The 54th annual World Economic Forum meeting kicks off in the Swiss ski resort of Davos. Central bankers, financiers and business leaders will discuss a challenging global economic picture, shifting monetary policy and rising debt levels.

They will try to seek answers on how to navigate a complex geopolitical framework that includes war in Ukraine and Gaza. U.S. Secretary of State Antony Blinken, French President Emmanuel Macron and key Middle East leaders are due to attend.

One key event is the Jan. 17 closed-door Financial Services Governors Meeting, which will bring together 100 chairs and CEOs from banking, markets, insurance and asset management.
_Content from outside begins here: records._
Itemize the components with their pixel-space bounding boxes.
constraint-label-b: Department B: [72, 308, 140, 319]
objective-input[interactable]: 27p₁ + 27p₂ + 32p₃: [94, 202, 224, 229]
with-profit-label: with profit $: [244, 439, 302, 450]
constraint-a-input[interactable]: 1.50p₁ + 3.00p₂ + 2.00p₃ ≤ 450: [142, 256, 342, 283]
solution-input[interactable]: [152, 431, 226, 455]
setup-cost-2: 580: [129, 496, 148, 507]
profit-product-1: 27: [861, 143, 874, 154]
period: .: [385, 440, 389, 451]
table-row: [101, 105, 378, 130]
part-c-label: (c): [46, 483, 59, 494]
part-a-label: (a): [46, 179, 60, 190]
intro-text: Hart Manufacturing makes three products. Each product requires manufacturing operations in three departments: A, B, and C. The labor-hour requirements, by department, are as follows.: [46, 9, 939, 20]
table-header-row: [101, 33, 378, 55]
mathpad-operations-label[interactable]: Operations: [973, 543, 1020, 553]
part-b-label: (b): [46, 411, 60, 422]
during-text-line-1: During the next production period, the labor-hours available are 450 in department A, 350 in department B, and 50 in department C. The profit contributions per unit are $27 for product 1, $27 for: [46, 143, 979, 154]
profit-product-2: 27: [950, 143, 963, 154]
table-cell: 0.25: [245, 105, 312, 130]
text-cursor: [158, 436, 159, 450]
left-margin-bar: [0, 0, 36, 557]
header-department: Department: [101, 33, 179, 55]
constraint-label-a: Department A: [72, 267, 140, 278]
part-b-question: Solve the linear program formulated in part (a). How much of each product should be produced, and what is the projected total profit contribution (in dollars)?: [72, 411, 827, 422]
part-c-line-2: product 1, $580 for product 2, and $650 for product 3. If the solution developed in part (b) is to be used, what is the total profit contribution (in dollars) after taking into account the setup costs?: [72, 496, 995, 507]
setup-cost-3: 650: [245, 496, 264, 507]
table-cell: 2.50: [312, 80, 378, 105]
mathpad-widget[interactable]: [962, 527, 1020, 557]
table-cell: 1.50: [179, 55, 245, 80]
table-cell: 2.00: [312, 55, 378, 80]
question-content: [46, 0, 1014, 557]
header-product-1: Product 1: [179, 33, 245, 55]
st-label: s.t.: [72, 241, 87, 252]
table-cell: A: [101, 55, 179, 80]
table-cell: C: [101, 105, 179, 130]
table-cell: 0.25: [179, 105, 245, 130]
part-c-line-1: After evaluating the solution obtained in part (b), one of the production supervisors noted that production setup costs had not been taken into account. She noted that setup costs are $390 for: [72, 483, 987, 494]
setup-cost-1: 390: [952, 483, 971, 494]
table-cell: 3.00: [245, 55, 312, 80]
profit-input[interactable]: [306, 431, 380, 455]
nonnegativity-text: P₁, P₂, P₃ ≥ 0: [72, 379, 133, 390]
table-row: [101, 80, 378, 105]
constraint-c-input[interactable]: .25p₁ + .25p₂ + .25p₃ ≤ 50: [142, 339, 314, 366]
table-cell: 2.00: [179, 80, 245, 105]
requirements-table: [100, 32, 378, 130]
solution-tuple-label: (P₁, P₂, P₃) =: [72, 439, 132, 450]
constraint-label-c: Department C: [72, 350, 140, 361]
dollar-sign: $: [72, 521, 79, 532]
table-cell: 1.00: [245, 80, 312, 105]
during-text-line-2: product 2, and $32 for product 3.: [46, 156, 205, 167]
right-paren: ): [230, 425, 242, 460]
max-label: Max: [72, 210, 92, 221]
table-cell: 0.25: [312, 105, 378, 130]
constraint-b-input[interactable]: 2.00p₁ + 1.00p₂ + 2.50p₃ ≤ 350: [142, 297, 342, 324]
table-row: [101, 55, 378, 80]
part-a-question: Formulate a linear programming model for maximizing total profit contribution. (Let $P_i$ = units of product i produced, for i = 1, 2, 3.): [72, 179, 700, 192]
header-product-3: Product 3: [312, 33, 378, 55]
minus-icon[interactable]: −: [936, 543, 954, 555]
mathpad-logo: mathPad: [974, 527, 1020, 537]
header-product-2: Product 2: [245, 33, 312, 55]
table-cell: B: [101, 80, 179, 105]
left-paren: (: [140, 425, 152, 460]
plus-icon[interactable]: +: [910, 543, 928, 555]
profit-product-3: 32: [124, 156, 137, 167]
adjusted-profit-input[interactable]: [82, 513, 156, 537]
A separate survey released by the WEF showed extreme weather and misinformation were seen by risk specialists as most likely to trigger a global crisis in the next couple of years.
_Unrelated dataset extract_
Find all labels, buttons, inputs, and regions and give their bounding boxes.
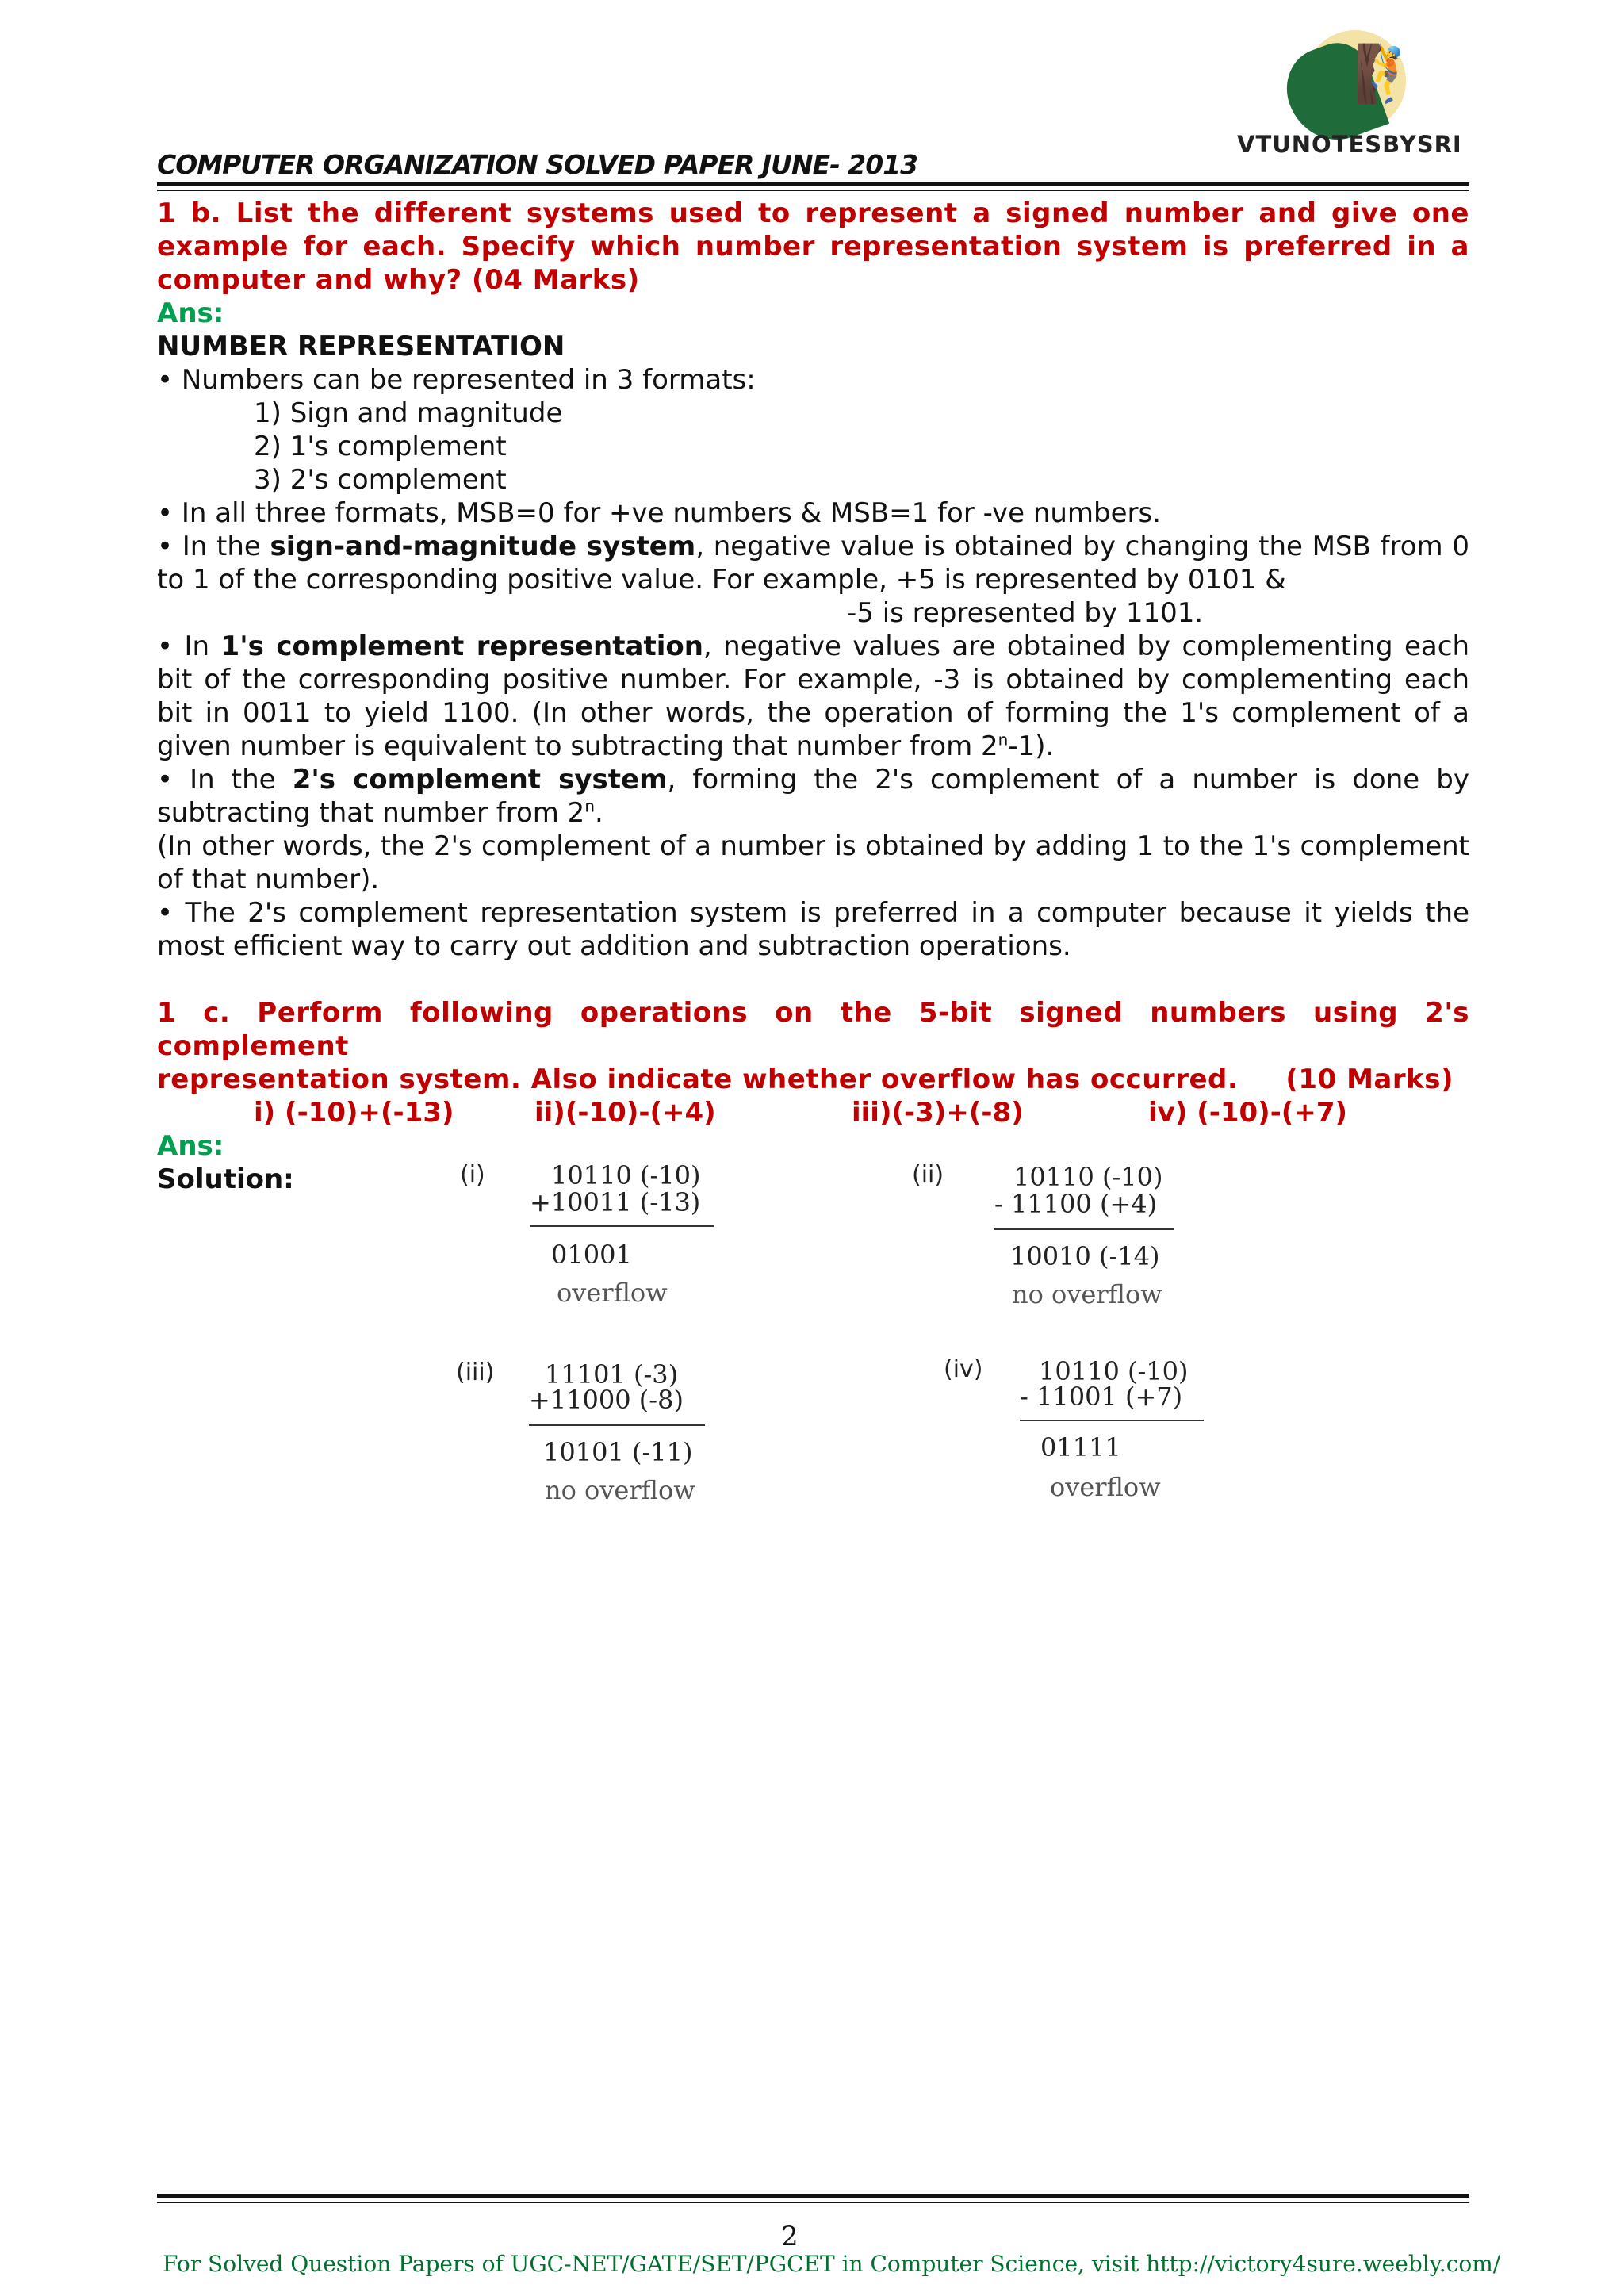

Taiwanese voters swept the ruling Democratic Progressive Party’s (DPP) presidential candidate Lai Ching-te into power on Saturday, strongly rejecting Chinese pressure to spurn him, as China said it would not give up on achieving “reunification”.

This high-stake geopolitical event marks the start of one of the busiest election years ever: countries making up over 60% of the world’s economic output and more than half of its population hold elections this year.

The United States, Britain, Russia, South Africa, India and Indonesia are just some of the more than two dozen countries holding national elections.

The heavy election calendar has fuelled fears that financial market volatility could soar and fiscal discipline be at risk as growth prospects face and debt hits record highs.


The health of U.S. consumers will be in the spotlight, through the lens of retail sales data and bank earnings.

The Jan. 17 retail sales numbers are expected to give a glimpse into consumer spending and offer evidence of the resilience of the U.S. economy in the face of 525 basis points of rate increases from the Federal Reserve since 2022. 

Signs that consumers may be pulling back might undermine the expectation of a economic soft landing that helped boost stocks 24% last year. Economists polled by Reuters expect retail sales rose a monthly 0.3% in December, matching November’s increase. 

Investors are also keen to hear what big financial institutions say about consumers and their own operations, with Goldman Sachs and Charles Schwab (NYSE:SCHW) both reporting.


The next batch of UK consumer price data could be exactly what Bank of England officials and politicians are hoping for: a big enough slide to declare victory on the war on inflation.

With headline inflation at 3.9%, the UK doesn’t look like such an outlier any more compared with other developed nations — a welcome development for a government expected to hold a general election later this year.

Typically stickier price pressures, such as those in services and workers’ wages, are softening, but only marginally. And the near-21% rise in inflation since 2020 still outstrips that of any other G7 economy and is the joint-highest increase in western Europe.

The pound has got off to a relatively firm start to the year, supported by a rise in UK government bond yields. A soft read of inflation on Jan. 17 may prove an unwelcome development for sterling bulls.